Die Veranlagung des Wegzugsjahrs könnte daher an ein anderes Finanzamt abzugeben sein. Da § 19 Abs. 2 S. 1 und S. 2 AO inländisches Vermögen oder eine inländische Tätigkeit voraussetzt, beides aber nach dem Wegzug nicht zwingend vorliegen muss, drohte die Vorschrift teilweise auch leerzulaufen.
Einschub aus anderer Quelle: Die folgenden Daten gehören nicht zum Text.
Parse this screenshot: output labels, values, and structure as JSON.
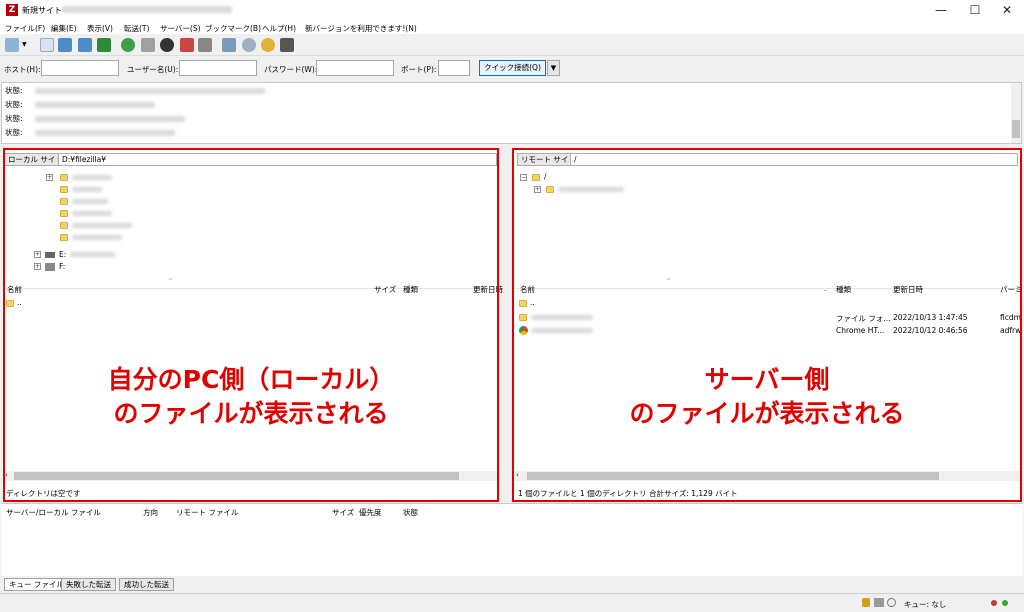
{
  "window": {
    "app_icon": "filezilla-icon",
    "title": "新規サイト -",
    "controls": {
      "minimize": "—",
      "maximize": "☐",
      "close": "✕"
    }
  },
  "menu": [
    "ファイル(F)",
    "編集(E)",
    "表示(V)",
    "転送(T)",
    "サーバー(S)",
    "ブックマーク(B)",
    "ヘルプ(H)",
    "新バージョンを利用できます!(N)"
  ],
  "quickconnect": {
    "host_label": "ホスト(H):",
    "user_label": "ユーザー名(U):",
    "pass_label": "パスワード(W):",
    "port_label": "ポート(P):",
    "connect_button": "クイック接続(Q)",
    "dropdown_arrow": "▼"
  },
  "log": {
    "lines": [
      "状態:",
      "状態:",
      "状態:",
      "状態:"
    ]
  },
  "local": {
    "site_label": "ローカル サイト:",
    "path": "D:¥filezilla¥",
    "drives": [
      "E:",
      "F:"
    ],
    "columns": {
      "name": "名前",
      "size": "サイズ",
      "type": "種類",
      "modified": "更新日時"
    },
    "parent_dir": "..",
    "status": "ディレクトリは空です"
  },
  "remote": {
    "site_label": "リモート サイト:",
    "path": "/",
    "root": "/",
    "columns": {
      "name": "名前",
      "dot": ".",
      "type": "種類",
      "modified": "更新日時",
      "perm": "パーミ"
    },
    "parent_dir": "..",
    "files": [
      {
        "type": "ファイル フォ...",
        "modified": "2022/10/13 1:47:45",
        "perm": "flcdm"
      },
      {
        "type": "Chrome HT...",
        "modified": "2022/10/12 0:46:56",
        "perm": "adfrw"
      }
    ],
    "status": "1 個のファイルと 1 個のディレクトリ 合計サイズ: 1,129 バイト"
  },
  "annotations": {
    "local_line1": "自分のPC側（ローカル）",
    "local_line2": "のファイルが表示される",
    "remote_line1": "サーバー側",
    "remote_line2": "のファイルが表示される"
  },
  "queue": {
    "columns": {
      "file": "サーバー/ローカル ファイル",
      "direction": "方向",
      "remote": "リモート ファイル",
      "size": "サイズ",
      "priority": "優先度",
      "state": "状態"
    },
    "tabs": [
      "キュー ファイル",
      "失敗した転送",
      "成功した転送"
    ],
    "status": "キュー: なし"
  },
  "colors": {
    "annotation": "#e00000",
    "accent": "#0078d7"
  }
}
§ 19 Abs. 2 S. 3 AO regelt daher als Spezialnorm die Zuständigkeit für das Wegzugsjahr. Danach bleibt das Finanzamt öftlich zuständig, das nach den Verhältnissen vor dem Wegzug zuletzt örtlich zuständig war, allerdings nur, wenn der Stpfl. im Wegzugsjahr keine Einkünfte i. S.V. § 49 EStG mehr erzielt. Dies ist regelmäßig das Wohnsitzfinanzamt.
Rz. 484
Erfolgt der Wegzug dagegen nach § 6 Abs. 1 S. 1 Nr. 2 oder Nr. 3 AStG, bleibt der Steuerpflichtige unbeschränkt steuerpflichtig. Es gilt dann die Zuständigkeit des Wohnsitzfinanzamts (§ 19 Abs. 1 AO) grundsätzlich fort. Zieht der Steuerpflichtige im Inland um, wechselt dem entsprechend die Zuständigkeit.
Rz. 485
einstweilen frei
3.4.2 Konflikte zwischen § 19 AO und Zuständigkeitsregelungen in § 6 AStG
Rz. 486
§ 6 AStG nimmt insgesamt fünfmal Bezug auf ein Finanzamt:
- § 6 Abs. 3 S. 3 AStG enthält eine Ermessensvorschrift, wonach "das Finanzamt, das im Zeitpunkt der Beendigung der unbeschränkten Steuerpflicht nach § 19 AO zuständig ist", die Rückkehrfrist um 5 Jahre verlängern kann.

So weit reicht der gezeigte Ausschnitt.